Cheryl O'Connell, dean, trades and technical programs has seen many women access the sampler programs to explore trades for the first time and find new career paths through these opportunities. "We're grateful to the Industry Training Authority (SkilledTradesBC) and all our funding partners for their support of these programs that encourage women to consider a career in the trades," said O’Connell.
In the program, Blok found herself surprised to enjoy all of the opportunities to try construction, welding, metal fabrication, electrical and plumbing. “At the time I had a list of six possible jobs to start working towards. Trades was not even on my radar,” Blok said. “I had no idea that I would enjoy it. So last January was the first time anybody has ever said to me, ‘Hey, you can actually do this, and here's some power tools.’ It was amazing!”

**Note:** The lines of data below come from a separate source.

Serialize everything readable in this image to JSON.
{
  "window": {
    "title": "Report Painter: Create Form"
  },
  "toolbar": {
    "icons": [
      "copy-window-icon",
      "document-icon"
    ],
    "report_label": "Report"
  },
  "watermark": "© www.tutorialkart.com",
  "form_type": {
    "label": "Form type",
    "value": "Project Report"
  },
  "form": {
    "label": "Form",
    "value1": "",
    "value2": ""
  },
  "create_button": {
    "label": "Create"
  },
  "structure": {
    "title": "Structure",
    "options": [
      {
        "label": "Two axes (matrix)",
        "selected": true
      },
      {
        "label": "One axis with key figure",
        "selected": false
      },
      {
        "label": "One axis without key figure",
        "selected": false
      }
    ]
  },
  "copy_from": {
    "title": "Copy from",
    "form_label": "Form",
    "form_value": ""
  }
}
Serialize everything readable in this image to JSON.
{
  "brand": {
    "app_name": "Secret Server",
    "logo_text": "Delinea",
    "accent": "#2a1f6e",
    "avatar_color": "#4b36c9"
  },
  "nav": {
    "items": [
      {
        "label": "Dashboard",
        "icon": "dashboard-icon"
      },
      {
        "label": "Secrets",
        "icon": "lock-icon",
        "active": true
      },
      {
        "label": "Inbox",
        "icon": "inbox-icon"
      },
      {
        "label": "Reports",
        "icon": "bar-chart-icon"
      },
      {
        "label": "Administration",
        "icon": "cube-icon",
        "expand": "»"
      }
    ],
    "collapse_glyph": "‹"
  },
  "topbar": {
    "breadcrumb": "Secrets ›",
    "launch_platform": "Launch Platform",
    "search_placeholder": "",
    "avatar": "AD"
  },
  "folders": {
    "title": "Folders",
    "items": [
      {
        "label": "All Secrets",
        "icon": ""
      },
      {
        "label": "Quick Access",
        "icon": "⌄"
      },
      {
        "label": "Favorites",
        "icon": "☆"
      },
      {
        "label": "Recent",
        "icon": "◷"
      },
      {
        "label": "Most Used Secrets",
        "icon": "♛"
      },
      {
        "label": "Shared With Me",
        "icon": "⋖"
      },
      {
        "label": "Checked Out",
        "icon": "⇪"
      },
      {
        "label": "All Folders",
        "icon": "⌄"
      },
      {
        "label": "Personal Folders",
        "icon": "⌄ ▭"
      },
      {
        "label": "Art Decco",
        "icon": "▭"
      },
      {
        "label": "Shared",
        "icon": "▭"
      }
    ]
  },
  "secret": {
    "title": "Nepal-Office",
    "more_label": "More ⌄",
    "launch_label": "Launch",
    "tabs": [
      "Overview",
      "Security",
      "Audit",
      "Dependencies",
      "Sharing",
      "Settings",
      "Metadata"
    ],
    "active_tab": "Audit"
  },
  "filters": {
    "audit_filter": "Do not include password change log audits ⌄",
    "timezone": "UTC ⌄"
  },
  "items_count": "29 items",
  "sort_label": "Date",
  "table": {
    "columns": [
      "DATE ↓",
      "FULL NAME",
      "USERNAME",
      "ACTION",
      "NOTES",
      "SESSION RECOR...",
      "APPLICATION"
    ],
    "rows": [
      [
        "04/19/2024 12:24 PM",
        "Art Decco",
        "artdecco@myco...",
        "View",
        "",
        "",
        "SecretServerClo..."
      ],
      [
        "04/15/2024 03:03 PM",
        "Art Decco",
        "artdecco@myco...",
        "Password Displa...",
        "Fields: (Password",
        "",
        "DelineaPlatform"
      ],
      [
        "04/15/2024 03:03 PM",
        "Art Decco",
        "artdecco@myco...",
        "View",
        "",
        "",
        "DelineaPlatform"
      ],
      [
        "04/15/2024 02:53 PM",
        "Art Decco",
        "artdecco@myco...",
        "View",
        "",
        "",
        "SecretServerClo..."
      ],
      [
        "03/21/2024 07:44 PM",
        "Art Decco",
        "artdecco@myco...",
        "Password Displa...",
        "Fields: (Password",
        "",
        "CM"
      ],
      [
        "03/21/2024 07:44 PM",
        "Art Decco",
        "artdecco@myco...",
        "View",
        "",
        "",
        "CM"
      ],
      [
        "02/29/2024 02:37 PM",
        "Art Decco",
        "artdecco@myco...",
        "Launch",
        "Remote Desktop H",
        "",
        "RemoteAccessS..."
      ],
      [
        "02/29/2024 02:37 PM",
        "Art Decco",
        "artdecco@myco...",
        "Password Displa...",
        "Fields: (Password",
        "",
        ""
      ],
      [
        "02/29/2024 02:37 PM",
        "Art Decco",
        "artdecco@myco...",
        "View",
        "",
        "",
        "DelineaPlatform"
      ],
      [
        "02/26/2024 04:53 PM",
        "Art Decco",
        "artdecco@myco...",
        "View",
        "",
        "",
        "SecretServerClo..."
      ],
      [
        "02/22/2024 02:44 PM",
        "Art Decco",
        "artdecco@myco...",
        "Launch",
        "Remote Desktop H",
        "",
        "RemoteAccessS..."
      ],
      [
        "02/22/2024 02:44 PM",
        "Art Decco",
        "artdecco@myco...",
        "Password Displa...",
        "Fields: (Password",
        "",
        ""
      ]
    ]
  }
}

During the electrical portion, Blok started to feel the connection. “I noticed a few other people were struggling with things that seemed to come naturally to me,” said Blok. “The instructor was the first person ever in my life that told me that I could be an electrician. The entire program opened up my mind to so many opportunities that I never considered because I never even knew they were options.”
On completion, Blok immediately applied for the Electrical Foundation program, which provides Level 1 Technical Training credit and work-based training hours toward her apprenticeship.
“I like to work hard. I like to know what I’m doing. I like to learn things,” said Blok. “I thought if I took the Foundations program, I could go into my apprenticeship with something to offer to employers and at least know a little bit about what I’m doing.”
She also found new joys in training to be an electrician, such as bending metal conduit or tubing and she is more inspired than ever for her apprenticeship. “I don’t really know why I like it-- maybe because it makes me feel hardcore that I’m bending metal pipe. But it’s so fun and I really like it when it turns out well,” said Blok.
She hopes more people will explore their options in trades. “I would say to anybody-- woman or otherwise-- to try it. Ask questions and see if people in the industry will talk to you. I interviewed some other female electricians who had their Red Seal before even applying to the program, because I wanted their take on the industry and what it was like to work in it,” said Blok.
NIC has offered trades programs specifically for women six times since September 2019, which has helped more than 40 female students be introduced to trades as a career. Students are currently being recruited for the free two-week Women in Construction Trades program, starting March 21, 2022.